Fernie Fog and No.9 Mine

  A Fernie Distillery best seller, Fernie Fog liqueur was born from the idea of creating a black tea and bergamot infused blend with just the right amount of demerara sugar and vanilla. “It’s versatile and unique, and has really struck a chord with our customers,” Rutherford said.

  Their No. 9 Mine Vodka is wheat-based and rich in flavor, acknowledging the history of the Fernie miners who toiled below ground during the mine’s prosperous operation. Although dismantled in 1958, the mine’s remnants still sit along the Coal Creek Heritage Trail. Visitors to the area can still view the conveyor building, decaying ventilation fans and blocked tunnel entrances. 

  Infused with juniper, citrus fruit, and botanicals, the distillery’s blog deems Fernie’s Prospector Gin, “a clean, pure spirit, which can be perfectly flavored by the distiller or mixologist, or enjoyed in its most honest and raw form.”

  The distillery produces new spirits and liqueurs seasonally. They recently released 5th and Park Damson Gin, made with locally grown damsons that are picked just 500 meters off the property in Fernie Gardens.

The Usual Suspects and The Oddballs

  There’s a little something for everyone at Fernie Distillers, from that refreshing daiquiri made with pineapple and green cardamom-infused vodka, to an old fashioned stinger on hand-cut ice.
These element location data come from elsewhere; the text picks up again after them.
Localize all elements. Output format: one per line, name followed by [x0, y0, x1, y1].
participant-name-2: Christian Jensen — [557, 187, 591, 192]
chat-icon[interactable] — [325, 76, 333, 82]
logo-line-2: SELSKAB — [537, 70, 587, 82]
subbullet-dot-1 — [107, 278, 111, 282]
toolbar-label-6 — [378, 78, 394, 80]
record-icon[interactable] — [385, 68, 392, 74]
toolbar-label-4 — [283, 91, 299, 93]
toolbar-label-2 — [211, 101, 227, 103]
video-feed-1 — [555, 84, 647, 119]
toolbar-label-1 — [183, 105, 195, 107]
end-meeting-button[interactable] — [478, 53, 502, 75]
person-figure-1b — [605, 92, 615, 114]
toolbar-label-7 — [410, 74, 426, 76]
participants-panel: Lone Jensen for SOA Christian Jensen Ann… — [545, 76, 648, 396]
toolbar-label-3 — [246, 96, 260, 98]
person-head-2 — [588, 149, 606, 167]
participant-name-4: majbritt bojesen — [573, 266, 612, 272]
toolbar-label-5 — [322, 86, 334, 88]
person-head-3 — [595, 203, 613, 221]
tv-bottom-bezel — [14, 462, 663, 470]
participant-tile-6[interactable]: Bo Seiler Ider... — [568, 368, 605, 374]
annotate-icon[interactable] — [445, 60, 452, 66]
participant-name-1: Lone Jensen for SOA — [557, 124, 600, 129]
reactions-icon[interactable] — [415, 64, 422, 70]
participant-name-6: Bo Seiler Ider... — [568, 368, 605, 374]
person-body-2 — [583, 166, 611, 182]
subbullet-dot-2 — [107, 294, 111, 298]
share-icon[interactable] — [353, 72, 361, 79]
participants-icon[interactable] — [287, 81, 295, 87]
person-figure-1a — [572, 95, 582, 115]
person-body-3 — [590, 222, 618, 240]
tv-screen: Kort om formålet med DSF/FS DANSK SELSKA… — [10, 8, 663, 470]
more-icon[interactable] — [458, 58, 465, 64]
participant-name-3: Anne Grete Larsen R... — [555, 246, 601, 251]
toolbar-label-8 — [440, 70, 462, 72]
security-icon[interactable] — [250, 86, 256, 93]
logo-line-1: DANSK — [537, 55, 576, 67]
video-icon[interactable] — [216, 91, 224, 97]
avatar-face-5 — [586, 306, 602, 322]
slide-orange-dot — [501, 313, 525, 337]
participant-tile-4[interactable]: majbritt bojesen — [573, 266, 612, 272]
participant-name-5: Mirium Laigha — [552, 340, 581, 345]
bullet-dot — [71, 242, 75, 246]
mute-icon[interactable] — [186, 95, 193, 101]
Looking for different and unusual? They’ve got that covered too. Try the vodka espresso, a smooth mix of their No. 9 Mine Vodka, Fernie Fog, cold brew coffee, demerara sugar, Miraculous Foamer bitters, house coffee, cacao bitters and nutmeg.

  Whether skiing the slopes in winter or biking the beauty of the Elk River Valley trails in the summer months, Fernie Distillers offers guests excellent service and products. Their success is fueled by the dedication of those who live and work in a vibrant and historic town dripping with myth and legend.

With less than 200 bottles per batch and one of the industry’s few female distillers at the helm, Fernie Distillers proudly recognizes and celebrates all that Fernie has to offer, one exceptional spirit at a time.

  Fernie Distillers is open every day of the week except Tuesday. Fall cocktail hours are 4-10 p.m. on weekdays and 2-10 p.m. on weekends throughout ski season.